Are you getting more and more tourists at Peace Hotel?

Yes and no, it depends on the season. Most of the people who come are adventurous world travelers. If you are a tourist the best time to come is June or July as the weather is very nice and there’s very nice swimming at the beaches. As you know, in Somalia we have the longest coast in Africa. It’s very clean and very beautiful and I hope it will one day become a tourist destination.

What are the biggest challenges of being an entrepreneur in Mogadishu?

The biggest challenge is that you cannot get all the services you need in terms of the banking system. It can also be a challenge to buy things online or get imports from other countries, including Ethiopia, Djibouti and Kenya. And security is still a challenge; your business can be attacked and there is no insurance if something happens to you. But business people are pushing very hard to make their businesses work.

The twenty-fifth anniversary of the Battle of Mogadishu came and went not long ago….

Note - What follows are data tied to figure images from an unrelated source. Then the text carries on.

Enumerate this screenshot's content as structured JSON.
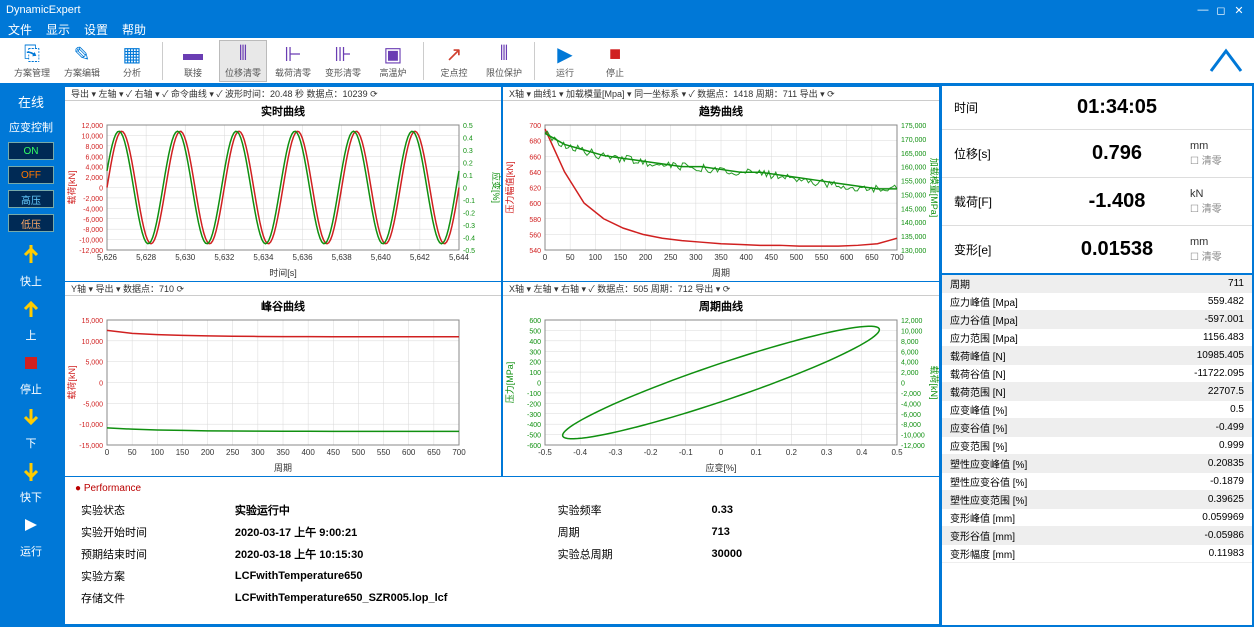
{
  "app_title": "DynamicExpert",
  "menus": [
    "文件",
    "显示",
    "设置",
    "帮助"
  ],
  "toolbar": [
    {
      "label": "方案管理",
      "color": "#0078d7"
    },
    {
      "label": "方案编辑",
      "color": "#0078d7"
    },
    {
      "label": "分析",
      "color": "#0078d7"
    },
    {
      "label": "联接",
      "color": "#6a3db3"
    },
    {
      "label": "位移清零",
      "color": "#6a3db3",
      "sel": true
    },
    {
      "label": "载荷清零",
      "color": "#6a3db3"
    },
    {
      "label": "变形清零",
      "color": "#6a3db3"
    },
    {
      "label": "高温炉",
      "color": "#6a3db3"
    },
    {
      "label": "定点控",
      "color": "#d04030"
    },
    {
      "label": "限位保护",
      "color": "#6a3db3"
    },
    {
      "label": "运行",
      "color": "#0078d7"
    },
    {
      "label": "停止",
      "color": "#d02020"
    }
  ],
  "sidebar": {
    "title1": "在线",
    "title2": "应变控制",
    "on": "ON",
    "off": "OFF",
    "hp": "高压",
    "lp": "低压",
    "labels": [
      "快上",
      "上",
      "停止",
      "下",
      "快下",
      "运行"
    ]
  },
  "charts": {
    "c1": {
      "title": "实时曲线",
      "top": "导出 ▾  左轴 ▾ ✓  右轴 ▾ ✓  命令曲线 ▾ ✓       波形时间：20.48 秒 数据点：10239 ⟳",
      "xlabel": "时间[s]",
      "ylabel_l": "载荷[kN]",
      "ylabel_r": "应变[%]",
      "xticks": [
        "5,626",
        "5,628",
        "5,630",
        "5,632",
        "5,634",
        "5,636",
        "5,638",
        "5,640",
        "5,642",
        "5,644"
      ],
      "yticks_l": [
        "12,000",
        "10,000",
        "8,000",
        "6,000",
        "4,000",
        "2,000",
        "0",
        "-2,000",
        "-4,000",
        "-6,000",
        "-8,000",
        "-10,000",
        "-12,000"
      ],
      "yticks_r": [
        "0.5",
        "0.4",
        "0.3",
        "0.2",
        "0.1",
        "0",
        "-0.1",
        "-0.2",
        "-0.3",
        "-0.4",
        "-0.5"
      ],
      "color_l": "#d02020",
      "color_r": "#109010",
      "type": "sinusoid",
      "cycles": 6,
      "amp": 1,
      "bg": "#ffffff",
      "grid": "#d8d8d8"
    },
    "c2": {
      "title": "趋势曲线",
      "top": "X轴 ▾  曲线1 ▾  加载模量[Mpa]  ▾ 同一坐标系 ▾ ✓ 数据点：1418 周期：711 导出 ▾ ⟳",
      "xlabel": "周期",
      "ylabel_l": "压力幅值[kN]",
      "ylabel_r": "加载模量[MPa]",
      "xticks": [
        "0",
        "50",
        "100",
        "150",
        "200",
        "250",
        "300",
        "350",
        "400",
        "450",
        "500",
        "550",
        "600",
        "650",
        "700"
      ],
      "yticks_l": [
        "700",
        "680",
        "660",
        "640",
        "620",
        "600",
        "580",
        "560",
        "540"
      ],
      "yticks_r": [
        "175,000",
        "170,000",
        "165,000",
        "160,000",
        "155,000",
        "150,000",
        "145,000",
        "140,000",
        "135,000",
        "130,000"
      ],
      "color_l": "#d02020",
      "color_r": "#109010",
      "red_series": [
        695,
        640,
        600,
        580,
        568,
        560,
        555,
        552,
        550,
        548,
        547,
        546,
        546,
        545,
        545,
        545,
        546,
        548,
        555
      ],
      "grn_series": [
        172,
        168,
        166,
        164,
        163,
        162,
        161,
        160,
        160,
        159,
        158,
        158,
        157,
        156,
        155,
        154,
        153,
        152,
        152
      ],
      "noise": true,
      "bg": "#ffffff",
      "grid": "#d8d8d8"
    },
    "c3": {
      "title": "峰谷曲线",
      "top": "Y轴 ▾  导出 ▾ 数据点：710 ⟳",
      "xlabel": "周期",
      "ylabel_l": "载荷[kN]",
      "xticks": [
        "0",
        "50",
        "100",
        "150",
        "200",
        "250",
        "300",
        "350",
        "400",
        "450",
        "500",
        "550",
        "600",
        "650",
        "700"
      ],
      "yticks_l": [
        "15,000",
        "10,000",
        "5,000",
        "0",
        "-5,000",
        "-10,000",
        "-15,000"
      ],
      "color_l": "#d02020",
      "color_r": "#109010",
      "red_series": [
        12500,
        11800,
        11500,
        11300,
        11200,
        11100,
        11050,
        11020,
        11000,
        10990,
        10985,
        10985,
        10985,
        10985,
        10985
      ],
      "grn_series": [
        -10900,
        -11200,
        -11400,
        -11500,
        -11600,
        -11650,
        -11680,
        -11700,
        -11710,
        -11715,
        -11718,
        -11720,
        -11721,
        -11722,
        -11722
      ],
      "bg": "#ffffff",
      "grid": "#d8d8d8"
    },
    "c4": {
      "title": "周期曲线",
      "top": "X轴 ▾  左轴 ▾  右轴 ▾ ✓  数据点：505 周期：712 导出 ▾ ⟳",
      "xlabel": "应变[%]",
      "ylabel_l": "压力[MPa]",
      "ylabel_r": "载荷[kN]",
      "xticks": [
        "-0.5",
        "-0.4",
        "-0.3",
        "-0.2",
        "-0.1",
        "0",
        "0.1",
        "0.2",
        "0.3",
        "0.4",
        "0.5"
      ],
      "yticks_l": [
        "600",
        "500",
        "400",
        "300",
        "200",
        "100",
        "0",
        "-100",
        "-200",
        "-300",
        "-400",
        "-500",
        "-600"
      ],
      "yticks_r": [
        "12,000",
        "10,000",
        "8,000",
        "6,000",
        "4,000",
        "2,000",
        "0",
        "-2,000",
        "-4,000",
        "-6,000",
        "-8,000",
        "-10,000",
        "-12,000"
      ],
      "color_l": "#109010",
      "color_r": "#109010",
      "hysteresis": true,
      "bg": "#ffffff",
      "grid": "#d8d8d8"
    }
  },
  "perf": {
    "header": "● Performance",
    "rows": [
      [
        "实验状态",
        "实验运行中",
        "实验频率",
        "0.33"
      ],
      [
        "实验开始时间",
        "2020-03-17 上午 9:00:21",
        "周期",
        "713"
      ],
      [
        "预期结束时间",
        "2020-03-18 上午 10:15:30",
        "实验总周期",
        "30000"
      ],
      [
        "实验方案",
        "LCFwithTemperature650",
        "",
        ""
      ],
      [
        "存储文件",
        "LCFwithTemperature650_SZR005.lop_lcf",
        "",
        ""
      ]
    ]
  },
  "readouts": [
    {
      "label": "时间",
      "value": "01:34:05",
      "unit": "",
      "zero": ""
    },
    {
      "label": "位移[s]",
      "value": "0.796",
      "unit": "mm",
      "zero": "清零"
    },
    {
      "label": "载荷[F]",
      "value": "-1.408",
      "unit": "kN",
      "zero": "清零"
    },
    {
      "label": "变形[e]",
      "value": "0.01538",
      "unit": "mm",
      "zero": "清零"
    }
  ],
  "stats": [
    [
      "周期",
      "711"
    ],
    [
      "应力峰值 [Mpa]",
      "559.482"
    ],
    [
      "应力谷值 [Mpa]",
      "-597.001"
    ],
    [
      "应力范围 [Mpa]",
      "1156.483"
    ],
    [
      "载荷峰值 [N]",
      "10985.405"
    ],
    [
      "载荷谷值 [N]",
      "-11722.095"
    ],
    [
      "载荷范围 [N]",
      "22707.5"
    ],
    [
      "应变峰值 [%]",
      "0.5"
    ],
    [
      "应变谷值 [%]",
      "-0.499"
    ],
    [
      "应变范围 [%]",
      "0.999"
    ],
    [
      "塑性应变峰值 [%]",
      "0.20835"
    ],
    [
      "塑性应变谷值 [%]",
      "-0.1879"
    ],
    [
      "塑性应变范围 [%]",
      "0.39625"
    ],
    [
      "变形峰值 [mm]",
      "0.059969"
    ],
    [
      "变形谷值 [mm]",
      "-0.05986"
    ],
    [
      "变形幅度 [mm]",
      "0.11983"
    ]
  ]
}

I can imagine that Americans only know Somalia for Black Hawk Down and Captain Philips and have a very bad picture of the war and piracy but Somalia is bigger than that. Somalis are not happy about what happened and are sorry about what happened but it’s not something they are thinking about.

Today, I focus a lot on how to sell “Somalia is now open for business.” We want to attract more investors and more investment. And the Somali people are thinking about how they can bring back normal life. Although there are still problems the hope is bigger than those problems. Black Hawk Down and Captain Phillips was a different time.